In a toxicokinetic study (Isomaa, 1975), female rats received a single oral gavage administration of 0.8 mg/kg [1-14C]cetyltrimethyl ammonium bromide in water. After 3 days 92% of the dose was excreted in feces and about 1% in urine. About 85% of the radioactive substance excreted in feces after 3 d was the parent compound. About 2% of the administrated radioactivity was excreted in the bile during the first 12 hours after treatment. Taken together, these data indicate that about 10% of the administered dose was absorbed. Only small amounts of radioactivity were found in the blood and organs. Highest peak concentratons (at 4-8 h) were found in liver (about 0.8% of administered radioactivity) and lower levels in kidneys, spleen, heart, lung and skeletal muscle.

After a single intravenous injection of radiolabeled [14C]dodecyltrimethyl ammonium bromide into rats, most radioactivity was eliminated within 24 h from the body via the kidneys (58.9%) and feces (11.6%) (Bartnik and Wingen, 1979). Radioactivity levels in the blood decreased rapidly. The percentage of administered radioactivity in the liver and kidneys was 24.8% and 5.54%, respectively, after 15 minutes and 2.08% and 0.36%, respectively, after 24 hours. Only small amounts of radioactivity were found in other organs and there was no sign of accumulation of radioactivity in any organ.
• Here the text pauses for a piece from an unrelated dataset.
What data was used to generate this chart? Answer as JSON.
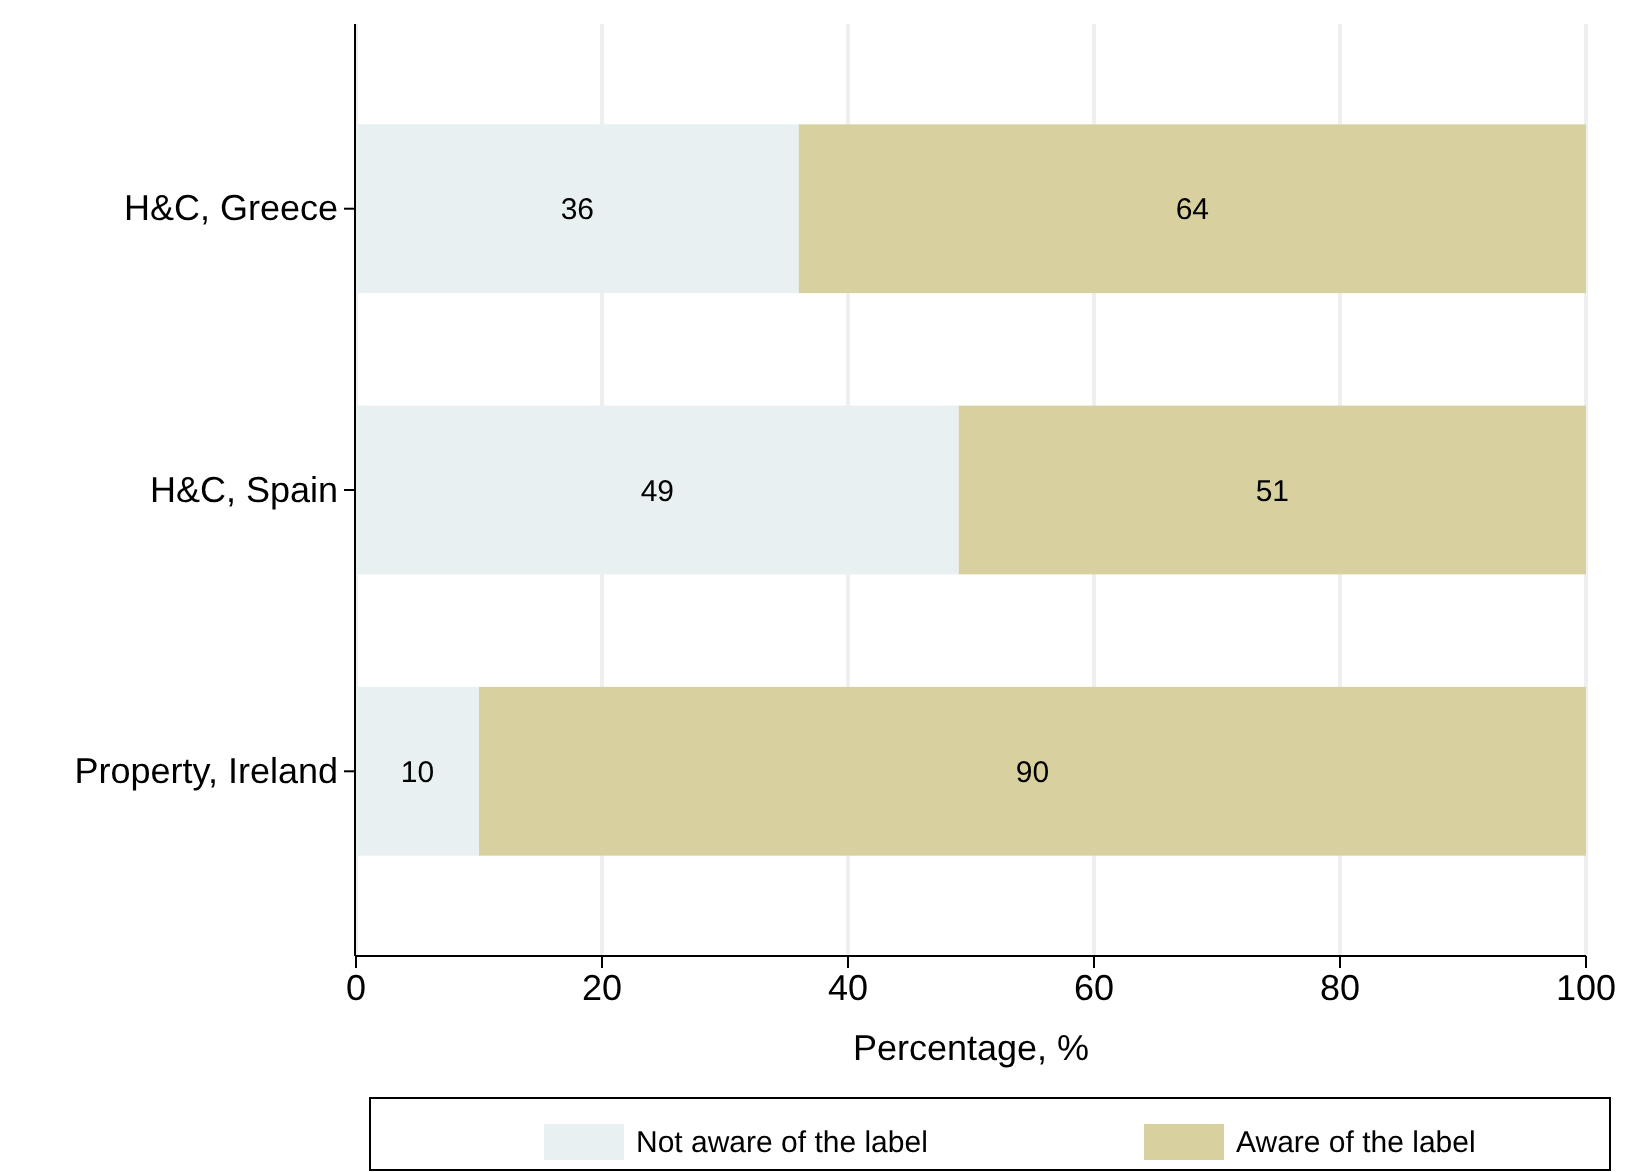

Discussion on absorption rate:

The in vitro percutaneous absorption of the structurally similar substance C22-Trimethylammonium chloride (C22-ATQ) through human skin membranes was evaluated in flow-through diffusion cells according to OECD TG 428 following application in two relevant in use formulations, i.e.in a rinse-off hair care product (a cream rinse) at a concentration of 5% (w/w) and in a leave-on skin cream product (a cationic O/W cream) at a concentration of 3% (w/w). The contact time was 30 minutes for the rinse-off product and 24 hours for the leave-on product. In addition to the amount of radiolabel in the receptor fluid, the residues remaining in/on the skin membranes and in the stratum corneum were determined. The mean total absorption of C22-ATQ from the 5% cream rinse formulation after 24 h was 0.20 +/-0.20% of the dose applied. The mean total absorption of C22-ATQ from the 3% Cationic O/W Cream after 24 h was 0.16+/-0.08% of the dose applied.
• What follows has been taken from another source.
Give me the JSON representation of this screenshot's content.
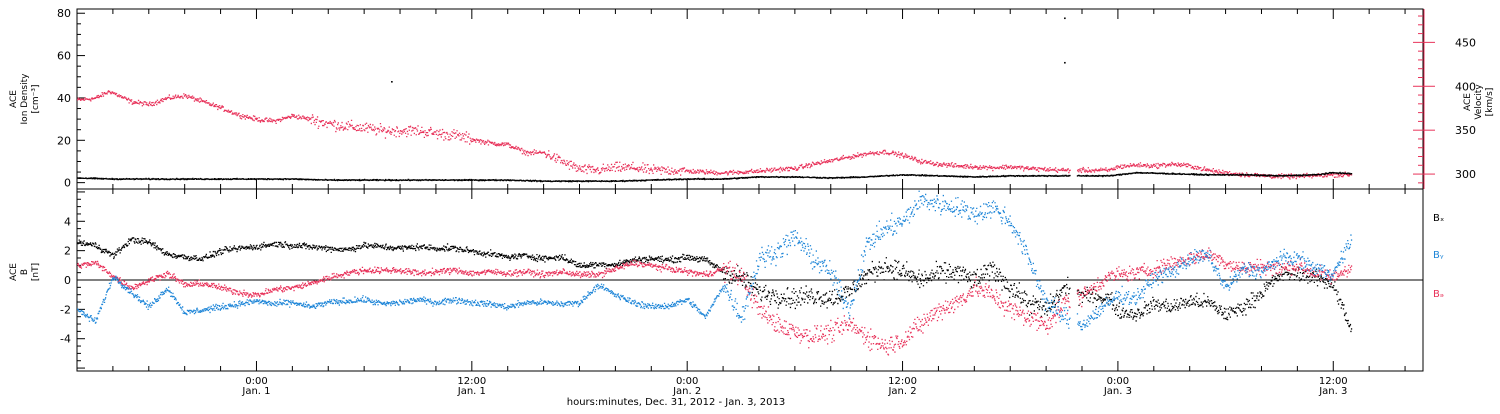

This study is considered to be relevant for the submission substance due to its quality, the use of human skin and because the tested substance differs from the submission substance only in the purity and in the anion. Therefore, based on the highest observed absorption value from this key study (0.2%) a conservative value of 0.5% is derived for risk characterisation purposes in this registration dossier.